Christianity 201

May 25, 2020

God Directs Our Paths | Keeping Our First Love

This is our eighth time highlighting the writing of Mark McIntyre at Attempts at Honesty. I love his tag line, “Reflections on the interplay of the Bible and Culture.” That should be where most of us live!

Because these pieces are shorter, today you’re getting a 2-for-1 special! As always, you’re asked to click the article headers below and read these at his site.

Along the right paths

One of the advantages of reading a different version of the Bible, one that you are not familiar with, is that a different reading can trigger an insight that you never saw before.

This happened to me this morning as I read Psalm 23 in the Christian Standard Bible. In that translation the verse 3 reads:

He renews my life;
he leads me along the right paths
for his name’s sake.

Psalm 23:3 (CSB)

I’m not enough of a Hebrew scholar to know if “right paths” or “paths of righteousness” is the better translation. But I am encouraged by the CSB translation.

It is easy to wonder sometimes if we missed a sign post along the way.

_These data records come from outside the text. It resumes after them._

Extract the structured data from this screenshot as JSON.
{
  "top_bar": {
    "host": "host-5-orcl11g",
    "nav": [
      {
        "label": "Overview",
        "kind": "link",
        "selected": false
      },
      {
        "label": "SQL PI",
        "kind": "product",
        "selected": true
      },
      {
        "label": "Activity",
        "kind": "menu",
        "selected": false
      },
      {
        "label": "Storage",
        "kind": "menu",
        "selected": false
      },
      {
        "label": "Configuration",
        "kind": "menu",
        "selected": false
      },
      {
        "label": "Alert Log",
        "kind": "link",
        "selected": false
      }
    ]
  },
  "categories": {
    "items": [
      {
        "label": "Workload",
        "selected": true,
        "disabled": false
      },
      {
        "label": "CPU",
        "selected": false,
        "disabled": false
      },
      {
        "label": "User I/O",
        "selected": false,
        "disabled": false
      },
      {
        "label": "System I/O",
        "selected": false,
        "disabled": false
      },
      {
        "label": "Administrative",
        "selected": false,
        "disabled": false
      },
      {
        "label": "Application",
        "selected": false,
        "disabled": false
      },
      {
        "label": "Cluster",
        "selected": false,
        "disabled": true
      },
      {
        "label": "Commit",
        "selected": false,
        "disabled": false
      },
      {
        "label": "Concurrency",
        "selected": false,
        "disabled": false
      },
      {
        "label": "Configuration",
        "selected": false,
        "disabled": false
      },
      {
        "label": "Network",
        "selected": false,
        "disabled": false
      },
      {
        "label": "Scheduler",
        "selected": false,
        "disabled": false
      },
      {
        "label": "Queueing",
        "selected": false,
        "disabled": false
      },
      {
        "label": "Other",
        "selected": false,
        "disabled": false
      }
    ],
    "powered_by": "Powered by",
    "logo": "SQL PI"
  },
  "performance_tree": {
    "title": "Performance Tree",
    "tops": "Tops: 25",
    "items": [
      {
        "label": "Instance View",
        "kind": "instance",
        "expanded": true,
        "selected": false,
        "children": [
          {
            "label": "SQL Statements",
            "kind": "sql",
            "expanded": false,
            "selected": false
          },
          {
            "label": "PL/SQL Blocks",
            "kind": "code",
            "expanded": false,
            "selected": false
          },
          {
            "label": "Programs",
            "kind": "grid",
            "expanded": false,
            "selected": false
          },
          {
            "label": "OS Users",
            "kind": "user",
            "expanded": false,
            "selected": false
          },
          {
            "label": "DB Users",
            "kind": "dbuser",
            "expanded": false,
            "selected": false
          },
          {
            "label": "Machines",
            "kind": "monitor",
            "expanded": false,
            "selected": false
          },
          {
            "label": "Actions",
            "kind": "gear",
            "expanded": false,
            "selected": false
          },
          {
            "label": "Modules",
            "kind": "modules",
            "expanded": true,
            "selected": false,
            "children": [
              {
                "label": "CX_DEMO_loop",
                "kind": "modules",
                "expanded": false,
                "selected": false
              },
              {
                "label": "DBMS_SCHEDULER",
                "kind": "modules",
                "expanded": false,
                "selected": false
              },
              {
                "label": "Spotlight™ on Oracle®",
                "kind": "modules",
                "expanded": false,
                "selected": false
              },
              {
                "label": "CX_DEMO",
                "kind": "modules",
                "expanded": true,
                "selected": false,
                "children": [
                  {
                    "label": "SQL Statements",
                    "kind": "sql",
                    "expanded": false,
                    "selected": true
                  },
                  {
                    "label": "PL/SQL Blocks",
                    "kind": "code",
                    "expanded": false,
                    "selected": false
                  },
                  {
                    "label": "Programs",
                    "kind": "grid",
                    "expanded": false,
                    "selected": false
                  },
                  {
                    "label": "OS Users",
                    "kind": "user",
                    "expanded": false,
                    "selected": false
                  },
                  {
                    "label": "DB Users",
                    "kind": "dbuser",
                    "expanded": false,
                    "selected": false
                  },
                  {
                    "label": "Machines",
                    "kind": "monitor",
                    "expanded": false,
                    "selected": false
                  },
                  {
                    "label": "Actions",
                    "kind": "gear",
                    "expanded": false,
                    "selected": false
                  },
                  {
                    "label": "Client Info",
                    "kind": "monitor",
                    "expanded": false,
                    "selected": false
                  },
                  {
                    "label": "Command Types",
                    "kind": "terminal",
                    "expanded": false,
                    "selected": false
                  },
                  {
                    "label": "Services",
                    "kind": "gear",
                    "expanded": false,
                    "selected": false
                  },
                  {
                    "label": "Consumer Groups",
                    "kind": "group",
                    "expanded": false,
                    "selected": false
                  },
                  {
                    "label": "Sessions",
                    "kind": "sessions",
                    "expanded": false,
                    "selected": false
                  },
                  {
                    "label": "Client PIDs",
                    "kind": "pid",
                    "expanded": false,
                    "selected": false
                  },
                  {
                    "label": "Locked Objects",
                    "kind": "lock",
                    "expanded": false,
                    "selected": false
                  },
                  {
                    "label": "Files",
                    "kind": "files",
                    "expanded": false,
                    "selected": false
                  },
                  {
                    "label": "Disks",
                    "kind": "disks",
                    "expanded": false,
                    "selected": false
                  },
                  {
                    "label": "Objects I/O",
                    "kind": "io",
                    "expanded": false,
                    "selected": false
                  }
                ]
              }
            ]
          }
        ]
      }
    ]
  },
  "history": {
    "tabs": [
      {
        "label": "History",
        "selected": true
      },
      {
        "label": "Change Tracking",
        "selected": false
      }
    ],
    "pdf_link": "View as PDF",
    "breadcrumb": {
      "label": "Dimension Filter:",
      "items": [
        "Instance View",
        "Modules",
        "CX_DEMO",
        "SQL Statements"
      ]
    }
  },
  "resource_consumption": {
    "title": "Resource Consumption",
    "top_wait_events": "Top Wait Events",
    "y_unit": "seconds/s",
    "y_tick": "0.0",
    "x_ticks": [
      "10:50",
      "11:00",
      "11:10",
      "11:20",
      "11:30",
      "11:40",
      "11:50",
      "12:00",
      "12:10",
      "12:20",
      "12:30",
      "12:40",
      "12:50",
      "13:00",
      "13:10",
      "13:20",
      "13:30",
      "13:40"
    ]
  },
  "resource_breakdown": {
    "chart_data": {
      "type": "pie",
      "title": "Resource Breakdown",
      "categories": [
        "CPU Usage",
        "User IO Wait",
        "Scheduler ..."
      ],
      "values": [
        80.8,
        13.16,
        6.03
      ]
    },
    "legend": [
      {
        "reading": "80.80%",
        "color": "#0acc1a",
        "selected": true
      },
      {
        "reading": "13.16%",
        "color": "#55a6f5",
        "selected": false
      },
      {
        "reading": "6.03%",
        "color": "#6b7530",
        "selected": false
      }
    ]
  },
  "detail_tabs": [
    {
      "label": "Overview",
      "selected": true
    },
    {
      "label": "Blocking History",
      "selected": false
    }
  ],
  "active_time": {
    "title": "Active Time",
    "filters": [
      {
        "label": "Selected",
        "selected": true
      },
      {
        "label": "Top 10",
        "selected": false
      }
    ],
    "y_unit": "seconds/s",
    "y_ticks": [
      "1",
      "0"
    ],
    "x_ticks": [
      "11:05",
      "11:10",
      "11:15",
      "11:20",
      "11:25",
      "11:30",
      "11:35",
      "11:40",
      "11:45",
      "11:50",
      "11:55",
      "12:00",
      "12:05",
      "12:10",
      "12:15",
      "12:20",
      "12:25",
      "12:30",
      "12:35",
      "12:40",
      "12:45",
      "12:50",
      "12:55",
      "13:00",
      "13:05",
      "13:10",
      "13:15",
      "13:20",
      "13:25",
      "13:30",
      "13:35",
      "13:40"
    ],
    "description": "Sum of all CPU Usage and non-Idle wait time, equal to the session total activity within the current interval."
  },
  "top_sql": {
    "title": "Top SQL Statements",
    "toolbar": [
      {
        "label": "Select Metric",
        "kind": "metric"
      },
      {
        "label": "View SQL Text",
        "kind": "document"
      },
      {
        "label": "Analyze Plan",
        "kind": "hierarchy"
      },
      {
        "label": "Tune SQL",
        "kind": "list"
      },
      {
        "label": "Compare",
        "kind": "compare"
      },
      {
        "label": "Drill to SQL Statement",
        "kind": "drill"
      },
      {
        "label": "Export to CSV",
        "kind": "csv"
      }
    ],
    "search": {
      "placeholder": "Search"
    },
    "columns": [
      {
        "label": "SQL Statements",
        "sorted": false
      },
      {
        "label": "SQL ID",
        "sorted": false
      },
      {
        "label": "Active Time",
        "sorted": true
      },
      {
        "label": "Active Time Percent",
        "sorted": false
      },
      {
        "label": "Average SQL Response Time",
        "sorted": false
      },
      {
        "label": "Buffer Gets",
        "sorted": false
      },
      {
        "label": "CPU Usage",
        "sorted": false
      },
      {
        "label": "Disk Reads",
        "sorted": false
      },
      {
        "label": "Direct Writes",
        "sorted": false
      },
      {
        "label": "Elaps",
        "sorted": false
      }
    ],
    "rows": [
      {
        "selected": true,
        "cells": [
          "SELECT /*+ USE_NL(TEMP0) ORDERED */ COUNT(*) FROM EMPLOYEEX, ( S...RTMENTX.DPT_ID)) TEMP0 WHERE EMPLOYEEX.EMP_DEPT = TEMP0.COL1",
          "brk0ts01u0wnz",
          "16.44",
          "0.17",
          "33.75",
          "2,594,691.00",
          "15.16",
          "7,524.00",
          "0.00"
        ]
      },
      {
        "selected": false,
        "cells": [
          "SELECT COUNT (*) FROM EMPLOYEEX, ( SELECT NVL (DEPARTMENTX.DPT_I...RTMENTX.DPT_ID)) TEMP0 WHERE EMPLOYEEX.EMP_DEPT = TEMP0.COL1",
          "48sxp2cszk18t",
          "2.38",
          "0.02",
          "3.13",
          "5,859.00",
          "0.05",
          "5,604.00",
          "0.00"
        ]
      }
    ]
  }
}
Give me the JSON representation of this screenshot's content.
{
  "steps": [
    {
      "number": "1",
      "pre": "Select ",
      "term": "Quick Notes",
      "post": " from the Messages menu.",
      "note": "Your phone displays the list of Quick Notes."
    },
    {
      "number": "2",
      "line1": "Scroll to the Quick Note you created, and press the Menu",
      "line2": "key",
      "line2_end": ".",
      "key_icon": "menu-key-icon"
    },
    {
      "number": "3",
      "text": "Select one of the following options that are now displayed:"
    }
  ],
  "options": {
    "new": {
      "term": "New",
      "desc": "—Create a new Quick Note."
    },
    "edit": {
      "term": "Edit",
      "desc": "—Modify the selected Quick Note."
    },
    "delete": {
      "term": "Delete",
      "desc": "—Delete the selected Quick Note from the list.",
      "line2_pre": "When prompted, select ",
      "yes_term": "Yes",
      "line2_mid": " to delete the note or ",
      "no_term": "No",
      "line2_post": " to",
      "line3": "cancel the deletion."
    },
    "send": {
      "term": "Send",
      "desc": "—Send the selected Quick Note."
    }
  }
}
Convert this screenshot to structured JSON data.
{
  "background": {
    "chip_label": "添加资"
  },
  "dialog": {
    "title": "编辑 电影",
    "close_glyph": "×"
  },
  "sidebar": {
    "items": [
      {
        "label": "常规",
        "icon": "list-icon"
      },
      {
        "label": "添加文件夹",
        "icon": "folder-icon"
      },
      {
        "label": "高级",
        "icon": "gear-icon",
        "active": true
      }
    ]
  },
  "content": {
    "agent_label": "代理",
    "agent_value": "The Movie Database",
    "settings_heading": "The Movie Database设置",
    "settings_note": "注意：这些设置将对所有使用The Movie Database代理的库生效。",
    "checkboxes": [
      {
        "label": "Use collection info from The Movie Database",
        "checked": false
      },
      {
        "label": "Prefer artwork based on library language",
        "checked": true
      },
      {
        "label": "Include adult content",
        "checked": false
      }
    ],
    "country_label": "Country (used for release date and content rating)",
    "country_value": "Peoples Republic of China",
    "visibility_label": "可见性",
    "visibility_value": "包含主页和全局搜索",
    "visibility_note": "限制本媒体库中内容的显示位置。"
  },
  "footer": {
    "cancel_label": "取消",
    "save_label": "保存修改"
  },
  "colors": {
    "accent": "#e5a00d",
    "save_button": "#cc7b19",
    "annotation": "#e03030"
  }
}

Things don’t turn out the way we thought they would when we were in high school or college. The actuality may look very different than what we envisioned.

But, David reminds us in this Psalm that God remains the Good Shepherd who guides us and provides for us. If we continue to look to him, especially when circumstances are difficult, we can be assured that he will lead us onto the right path.

From Psalm 23:3, I surmise that the path that we’ve been on has been the right path. We may have needed rescuing after getting lost, but we can trust that God knew about it before hand and despite our foibles has kept us on the correct path.

I will again share my favorite verse in Scripture, Philippians 1:6:

And I am sure of this, that he who began a good work in you will bring it to completion at the day of Jesus Christ.

Philippians 1:6 (ESV)

If we follow the Good Shepherd we can’t get lost.


You have left your first love

The haunting words of the title of this post are taken from Revelation 2:4 in the middle of Jesus’ message to the Church in Ephesus. The full verse says,

But I have this against you, that you have left your first love.

Revelation 2:4 (NASB)

The message to this church starts off so well. I can visualize the faces of the Ephesians as they first heard the message. I see the barely suppressed smiles as they heard their toil and perseverance praised by their Lord. Image the sense of satisfaction as their diligence in keeping the teaching pure was highlighted along with their willingness and ability to combat error.

There was much good that was going on in this church. But then their satisfaction turned to horror as they heard, “But I have this against you . . .”

They had lost their first love.

How could this happen? How could they be so on track theologically and be so wrong relationally? It is not just an academic question. This is a question that church leaders should be asking in every culture and in every generation because we are prone to repeat this error.

We all have an inner Pharisee that can reshape our thinking and behavior and cause us to repeat the Ephesians’ error. We need to be vigilant to monitor what we do and also be vigilant to know when our motives for doing the right thing become wrong.

There is another danger for us. We are also prone to over correcting and swinging too far the other way. We can be so relational that we don’t offer the confrontation that is necessary to keep the church grounded in a solid understanding of “what man is to believe concerning God, and what duty God requires of man” (WSC Question 3).

I have been in churches that were so focused on being loving that they allowed error to propagate within the members and did little or nothing to correct it. Lives were damaged as a result of the leaders’ negligence.

Those who over-correct in this way, while claiming love as their motivation have also lost their first love because that love should be focused on the one who is the Truth (John 14:6). Jesus was able to speak the truth at all times and to every person with whom he had contact. He also had the ability to make them feel loved as he did it.

By allowing either extreme to flourish in our churches, we are demonstrating that we have lost our first Love. If we love the one who gives the perfect example of unapologetically standing for the truth of Scripture while at the same time demonstrating love for those he encountered, then we will constantly seek to follow his example and “speak the truth in love” (Ephesians 4:15).

I feel led to point out that the “sinners” were the ones that loved Jesus and were permanently changed by that love. The truth was both relational and confrontational.